Analistas afirmam que qualquer situação em que Maduro deixe o cargo quase certamente seguirá um acordo de saída negociado com a oposição, no qual ele provavelmente tentará se proteger de processos em um tribunal internacional por acusações de crimes contra a humanidade.

Mas poucos venezuelanos esperam que a eleição resulte na saída de Maduro do cargo de presidente. Em vez disso, analistas políticos, especialistas em eleições, figuras da oposição e quatro ex-funcionários de alto escalão do governo de Maduro acreditam que ele provavelmente está pensando em várias opções para manter o poder.

"Esta pode ser a última grande oportunidade que a Venezuela tem em muito tempo para restaurar a democracia", disse Ryan Berg, diretor do Programa para as Américas do Centro de Estudos Estratégicos e Internacionais. "O nível de fraude que (o governo Maduro) vai exigir será tão óbvio para todos que não haverá forma de avançar com as eleições de forma crível. Eles vão pegá-los em flagrante".

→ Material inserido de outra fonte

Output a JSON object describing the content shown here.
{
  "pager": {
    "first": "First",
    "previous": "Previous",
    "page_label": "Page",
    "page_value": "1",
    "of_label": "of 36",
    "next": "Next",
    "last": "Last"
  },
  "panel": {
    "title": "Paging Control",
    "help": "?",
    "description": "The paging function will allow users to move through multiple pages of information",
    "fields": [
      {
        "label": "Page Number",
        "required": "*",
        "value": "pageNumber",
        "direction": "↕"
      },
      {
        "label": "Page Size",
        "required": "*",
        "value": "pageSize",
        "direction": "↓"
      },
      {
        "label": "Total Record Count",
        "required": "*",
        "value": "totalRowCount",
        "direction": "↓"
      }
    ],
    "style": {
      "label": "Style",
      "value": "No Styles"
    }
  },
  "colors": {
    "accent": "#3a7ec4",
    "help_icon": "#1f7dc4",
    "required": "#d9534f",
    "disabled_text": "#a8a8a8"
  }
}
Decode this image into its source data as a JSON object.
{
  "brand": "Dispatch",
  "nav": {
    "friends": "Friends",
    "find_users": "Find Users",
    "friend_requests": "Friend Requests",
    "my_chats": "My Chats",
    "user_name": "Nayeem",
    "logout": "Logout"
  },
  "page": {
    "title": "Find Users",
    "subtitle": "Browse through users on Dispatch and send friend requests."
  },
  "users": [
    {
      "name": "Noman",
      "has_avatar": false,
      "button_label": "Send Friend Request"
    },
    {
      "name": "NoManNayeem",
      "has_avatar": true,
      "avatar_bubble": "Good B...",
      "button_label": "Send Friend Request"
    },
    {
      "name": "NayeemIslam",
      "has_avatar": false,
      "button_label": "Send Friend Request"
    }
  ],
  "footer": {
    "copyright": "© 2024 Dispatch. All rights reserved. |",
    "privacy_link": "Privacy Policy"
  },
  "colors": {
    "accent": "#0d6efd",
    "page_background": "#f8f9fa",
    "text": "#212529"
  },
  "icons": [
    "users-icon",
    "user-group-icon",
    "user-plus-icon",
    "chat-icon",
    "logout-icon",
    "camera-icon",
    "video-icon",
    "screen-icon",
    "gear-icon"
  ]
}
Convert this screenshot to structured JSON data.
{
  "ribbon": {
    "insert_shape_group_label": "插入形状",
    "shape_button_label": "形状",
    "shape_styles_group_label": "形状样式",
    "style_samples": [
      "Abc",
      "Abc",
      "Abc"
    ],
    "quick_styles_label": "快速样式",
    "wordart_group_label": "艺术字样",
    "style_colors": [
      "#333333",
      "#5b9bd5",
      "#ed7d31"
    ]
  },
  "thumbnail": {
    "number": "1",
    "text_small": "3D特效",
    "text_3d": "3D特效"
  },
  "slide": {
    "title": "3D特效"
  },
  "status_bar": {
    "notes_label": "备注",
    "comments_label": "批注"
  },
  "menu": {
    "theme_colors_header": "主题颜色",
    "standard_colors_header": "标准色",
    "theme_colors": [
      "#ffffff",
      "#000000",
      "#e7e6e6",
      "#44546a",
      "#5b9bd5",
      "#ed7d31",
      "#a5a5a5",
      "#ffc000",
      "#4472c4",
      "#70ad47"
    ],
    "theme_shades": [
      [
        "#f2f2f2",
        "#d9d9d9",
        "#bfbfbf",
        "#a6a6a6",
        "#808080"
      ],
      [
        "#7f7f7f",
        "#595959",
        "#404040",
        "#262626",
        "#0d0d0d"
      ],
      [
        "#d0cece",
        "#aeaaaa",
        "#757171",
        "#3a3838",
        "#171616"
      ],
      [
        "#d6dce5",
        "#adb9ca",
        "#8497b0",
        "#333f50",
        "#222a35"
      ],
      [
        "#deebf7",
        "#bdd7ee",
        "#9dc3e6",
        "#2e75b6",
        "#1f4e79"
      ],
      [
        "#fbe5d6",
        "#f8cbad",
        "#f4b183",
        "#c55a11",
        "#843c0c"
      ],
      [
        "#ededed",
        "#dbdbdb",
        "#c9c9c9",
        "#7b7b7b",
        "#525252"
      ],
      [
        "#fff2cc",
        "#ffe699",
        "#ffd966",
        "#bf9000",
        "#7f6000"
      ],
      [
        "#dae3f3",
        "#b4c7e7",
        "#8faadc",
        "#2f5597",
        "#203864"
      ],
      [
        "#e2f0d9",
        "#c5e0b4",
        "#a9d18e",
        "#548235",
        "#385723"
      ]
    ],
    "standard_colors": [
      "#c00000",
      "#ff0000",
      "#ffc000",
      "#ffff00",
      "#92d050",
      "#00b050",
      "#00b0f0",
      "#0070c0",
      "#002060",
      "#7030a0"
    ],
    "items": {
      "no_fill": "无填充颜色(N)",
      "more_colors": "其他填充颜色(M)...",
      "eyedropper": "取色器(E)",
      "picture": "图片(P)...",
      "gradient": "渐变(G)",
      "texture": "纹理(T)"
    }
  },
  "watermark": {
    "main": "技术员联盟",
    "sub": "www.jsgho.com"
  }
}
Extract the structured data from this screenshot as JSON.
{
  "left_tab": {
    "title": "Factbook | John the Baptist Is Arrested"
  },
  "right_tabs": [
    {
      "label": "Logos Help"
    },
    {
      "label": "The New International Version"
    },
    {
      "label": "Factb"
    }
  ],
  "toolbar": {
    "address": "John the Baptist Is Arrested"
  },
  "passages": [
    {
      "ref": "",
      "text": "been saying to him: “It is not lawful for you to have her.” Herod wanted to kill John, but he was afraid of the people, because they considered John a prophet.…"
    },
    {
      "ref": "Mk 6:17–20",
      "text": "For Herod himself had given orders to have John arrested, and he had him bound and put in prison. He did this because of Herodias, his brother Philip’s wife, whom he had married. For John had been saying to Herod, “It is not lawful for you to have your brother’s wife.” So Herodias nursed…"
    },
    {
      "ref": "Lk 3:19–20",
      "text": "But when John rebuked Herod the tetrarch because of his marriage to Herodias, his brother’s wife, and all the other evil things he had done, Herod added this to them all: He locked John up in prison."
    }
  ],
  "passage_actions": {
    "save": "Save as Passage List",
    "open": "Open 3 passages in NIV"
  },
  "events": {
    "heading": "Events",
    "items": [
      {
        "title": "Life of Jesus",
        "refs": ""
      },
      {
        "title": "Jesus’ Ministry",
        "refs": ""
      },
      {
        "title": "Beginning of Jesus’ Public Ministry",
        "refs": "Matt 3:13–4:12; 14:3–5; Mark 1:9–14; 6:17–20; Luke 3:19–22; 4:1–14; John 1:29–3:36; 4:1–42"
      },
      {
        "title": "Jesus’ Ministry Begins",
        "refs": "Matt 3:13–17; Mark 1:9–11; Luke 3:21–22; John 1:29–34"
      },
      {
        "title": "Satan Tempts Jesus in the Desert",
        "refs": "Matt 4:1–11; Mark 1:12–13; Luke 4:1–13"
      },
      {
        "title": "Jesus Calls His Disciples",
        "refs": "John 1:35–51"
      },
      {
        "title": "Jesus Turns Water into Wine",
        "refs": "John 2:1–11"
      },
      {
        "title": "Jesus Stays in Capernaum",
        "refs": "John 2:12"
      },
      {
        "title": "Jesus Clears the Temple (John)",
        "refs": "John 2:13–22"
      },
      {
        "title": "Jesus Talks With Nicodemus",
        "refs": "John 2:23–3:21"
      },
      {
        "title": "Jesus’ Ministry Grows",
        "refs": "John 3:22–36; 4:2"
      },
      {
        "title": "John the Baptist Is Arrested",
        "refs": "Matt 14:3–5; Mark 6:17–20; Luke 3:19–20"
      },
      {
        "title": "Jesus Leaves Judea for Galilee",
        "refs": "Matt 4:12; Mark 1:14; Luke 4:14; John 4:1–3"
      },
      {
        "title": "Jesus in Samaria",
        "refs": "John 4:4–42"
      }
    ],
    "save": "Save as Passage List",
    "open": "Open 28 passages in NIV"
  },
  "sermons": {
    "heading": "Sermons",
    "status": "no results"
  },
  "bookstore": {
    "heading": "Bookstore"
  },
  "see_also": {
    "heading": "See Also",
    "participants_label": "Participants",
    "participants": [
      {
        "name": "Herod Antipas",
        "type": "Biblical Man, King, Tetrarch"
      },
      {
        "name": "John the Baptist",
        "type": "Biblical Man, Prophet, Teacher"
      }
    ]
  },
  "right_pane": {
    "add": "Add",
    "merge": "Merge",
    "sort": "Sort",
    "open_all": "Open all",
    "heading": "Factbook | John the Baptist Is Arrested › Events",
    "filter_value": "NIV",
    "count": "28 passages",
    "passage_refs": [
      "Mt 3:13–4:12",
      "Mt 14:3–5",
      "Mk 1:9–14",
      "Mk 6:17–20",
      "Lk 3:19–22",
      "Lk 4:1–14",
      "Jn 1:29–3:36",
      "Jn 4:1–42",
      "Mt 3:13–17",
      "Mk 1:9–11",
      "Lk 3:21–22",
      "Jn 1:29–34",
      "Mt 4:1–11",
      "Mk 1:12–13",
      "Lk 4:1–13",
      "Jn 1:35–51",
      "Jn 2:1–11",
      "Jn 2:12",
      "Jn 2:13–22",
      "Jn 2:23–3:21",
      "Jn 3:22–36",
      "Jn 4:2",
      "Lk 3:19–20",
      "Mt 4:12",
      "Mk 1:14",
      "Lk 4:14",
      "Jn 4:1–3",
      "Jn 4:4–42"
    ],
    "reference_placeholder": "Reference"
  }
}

Quem é o candidato que desafia Maduro?

O nome mais comentado da disputa não está na cédula de votação: María Corina Machado, ex-legisladora, surgiu como uma estrela da oposição em 2023, preenchendo o vazio deixado quando uma geração anterior de líderes da oposição foi para o exílio.

Seus ataques à corrupção e à má administração do governo levaram milhões de venezuelanos a votar nela nas primárias da oposição em outubro.

Mas o governo de Maduro declarou que as primárias eram contra a lei e abriu investigações criminais contra alguns de seus organizadores. Desde então, o governo emitiu mandados de prisão para vários apoiadores de Machado e prendeu alguns membros de sua equipe, e o tribunal superior do país confirmou a decisão de mantê-la fora das urnas.

Mesmo assim, ela continuou fazendo campanha, realizando comícios em todo o país e transformando a proibição de sua candidatura em um símbolo da perda de direitos e das humilhações que muitos eleitores vêm sentindo há mais de uma década.

Ela deu seu apoio a Edmundo González Urrutia, ex-embaixador que nunca ocupou cargo público, ajudando uma oposição dividida a se unificar em torno dele.

Embora González, 74 anos, fosse desconhecido para a maioria dos venezuelanos até recentemente, o apoio de Machado à sua candidatura o torna um desafiante viável.

Extremamente popular, Machado, 56 anos, tem reunido eleitores em seu nome em eventos em todo o país, onde é recebida como uma estrela do rock, lotando quarteirões das cidades. Há outros candidatos na cédula, mas eles não são vistos como concorrentes sérios.

Eles estão fazendo campanha juntos, prometendo uma economia que atrairá de volta os milhões de venezuelanos que migraram desde que Maduro se tornou presidente em 2013.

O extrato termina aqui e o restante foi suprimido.